Now, computer monitors and TV screens don’t use CMYK, but they do use the same trick. Every pixel on your screen is actually three sub-pixels, one red, one green, and one blue. They fire in different strengths depending on what color is desired, for instance the red one fires strongly and the green one lightly if you want an orange color. This RGB palate is known as additive color, since you’re adding colors together to make white. Which, just like CMYK making sense for things you see under white light, makes sense for things seen on a glowing screen. Instead of taking away pieces of the light wavelength you’re already seeing, the screens are creating light already missing wavelengths, to show you a certain color.

The trick comes in choosing which specific shades of the colors to mix. The standard RPG palette used in just about all screens is lacking wide swaths of possible colors. You can’t get a green that’s greener than the one chosen by mixing in blue or red, after all. And they couldn’t just choose the widest array of possible colors, since the colors we humans see is not evenly distributed between all parts of the color wheel. We see far more variations of green and blue than of all the other colors combined (go to that link on standard RGB above to see the swaths we cut out). So, you think, a bunch of really smart people sat down and decided which red, green, and blue to use, based on the needs of the people using it compared to cost? Right?

Well, sort of. It was more a case of lowest common denominator winning out. The people who proposed the sRBG (Hewlett Packard and Microsoft, not exactly the most unbiased group) were tired of adding in code and hardware to handle every single color profile used by all the monitors out there, which at the time was a rather motley bunch. Something produced on one screen would probably not show up correctly on a different screen, just because that screen used a different base green color or the like. So consumers weren’t too happy about it either. The color palette that HP and MS proposed (which is now sRBG) was based around the cheapest and most common monitors out there: CRT monitors. You know, those old huge monitors you used to use (or see in old shows), that were a pain to lift. The one you dumped when flat screens became cheap enough back in the early 2000’s? Yeah, those. The standard was set back in the 90’s. And modern LCD screens can actually display a wider range of color than CRT can. So we’re unnecessarily missing a wide range of colors on our display these days. But standards do have their advantages. They mean artists don’t have to delve deep into color management to set their pieces to say “display like this” to all those maverick monitors, which is a good thing. What you see on your monitor will look just about the same on a different monitor.

But it does mean that a lot of the delicate color variation I like doing in the green-blue spectrum for my paintings doesn’t scan right. I’ve got a paint labeled “indigo” which, rather than being purely between blue and purple (its inclusion in the colors of the rainbow is because Newton said it was.
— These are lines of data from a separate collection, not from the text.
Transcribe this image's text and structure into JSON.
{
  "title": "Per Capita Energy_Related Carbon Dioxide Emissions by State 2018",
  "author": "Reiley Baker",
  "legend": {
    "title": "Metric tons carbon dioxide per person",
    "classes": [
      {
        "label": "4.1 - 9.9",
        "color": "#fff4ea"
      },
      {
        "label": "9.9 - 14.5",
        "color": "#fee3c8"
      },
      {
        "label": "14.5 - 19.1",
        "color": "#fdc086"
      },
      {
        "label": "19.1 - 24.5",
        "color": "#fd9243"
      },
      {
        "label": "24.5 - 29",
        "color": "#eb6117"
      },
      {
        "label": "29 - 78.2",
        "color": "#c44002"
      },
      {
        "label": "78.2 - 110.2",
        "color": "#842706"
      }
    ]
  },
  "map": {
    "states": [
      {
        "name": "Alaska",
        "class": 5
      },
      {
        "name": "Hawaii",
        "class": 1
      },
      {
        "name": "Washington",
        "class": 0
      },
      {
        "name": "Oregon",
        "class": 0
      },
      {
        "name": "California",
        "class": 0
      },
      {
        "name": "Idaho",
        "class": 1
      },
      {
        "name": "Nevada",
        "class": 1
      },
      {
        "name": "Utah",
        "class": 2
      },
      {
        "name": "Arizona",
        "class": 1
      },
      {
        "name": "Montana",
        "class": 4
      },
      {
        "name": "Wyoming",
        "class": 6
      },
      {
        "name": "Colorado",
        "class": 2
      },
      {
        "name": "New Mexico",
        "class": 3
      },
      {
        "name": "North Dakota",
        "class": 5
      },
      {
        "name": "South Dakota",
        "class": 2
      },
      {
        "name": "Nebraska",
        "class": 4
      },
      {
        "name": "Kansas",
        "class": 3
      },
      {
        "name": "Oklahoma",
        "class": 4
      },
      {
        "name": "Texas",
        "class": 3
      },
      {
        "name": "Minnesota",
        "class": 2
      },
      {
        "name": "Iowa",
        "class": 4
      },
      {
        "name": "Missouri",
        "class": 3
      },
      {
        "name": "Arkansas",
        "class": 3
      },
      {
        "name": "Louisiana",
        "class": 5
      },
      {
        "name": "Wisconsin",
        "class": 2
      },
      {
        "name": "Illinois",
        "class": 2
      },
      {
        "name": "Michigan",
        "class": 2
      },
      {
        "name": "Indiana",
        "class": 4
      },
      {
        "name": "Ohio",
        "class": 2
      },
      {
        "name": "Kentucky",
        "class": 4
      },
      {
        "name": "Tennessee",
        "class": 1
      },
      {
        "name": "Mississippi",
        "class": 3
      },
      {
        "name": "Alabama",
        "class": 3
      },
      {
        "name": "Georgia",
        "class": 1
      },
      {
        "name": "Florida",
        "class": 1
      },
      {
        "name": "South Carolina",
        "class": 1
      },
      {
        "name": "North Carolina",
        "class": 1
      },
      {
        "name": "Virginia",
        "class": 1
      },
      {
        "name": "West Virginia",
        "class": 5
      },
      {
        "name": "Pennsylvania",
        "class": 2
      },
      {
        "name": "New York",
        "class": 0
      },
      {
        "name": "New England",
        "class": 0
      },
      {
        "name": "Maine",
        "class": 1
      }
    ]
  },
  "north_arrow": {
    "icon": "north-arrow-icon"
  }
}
Really), also carries some strong green tones. (It is Chinese paint, they do have a different culture of color, so Indigo is probably the closest translation into the colors we westerners use) Those green tones don’t come through properly when it is scanned, turning my delicate green-blue seas into, well, plain blue seas. It’s a bit irritating, but at least it means that anyone buying any originals I sell will actually have something no one else does, even if I also sell prints of the picture. Add in the shiny paints I’ve got, and there will be quite a noticeable difference, really. It’ll be shiny, after all!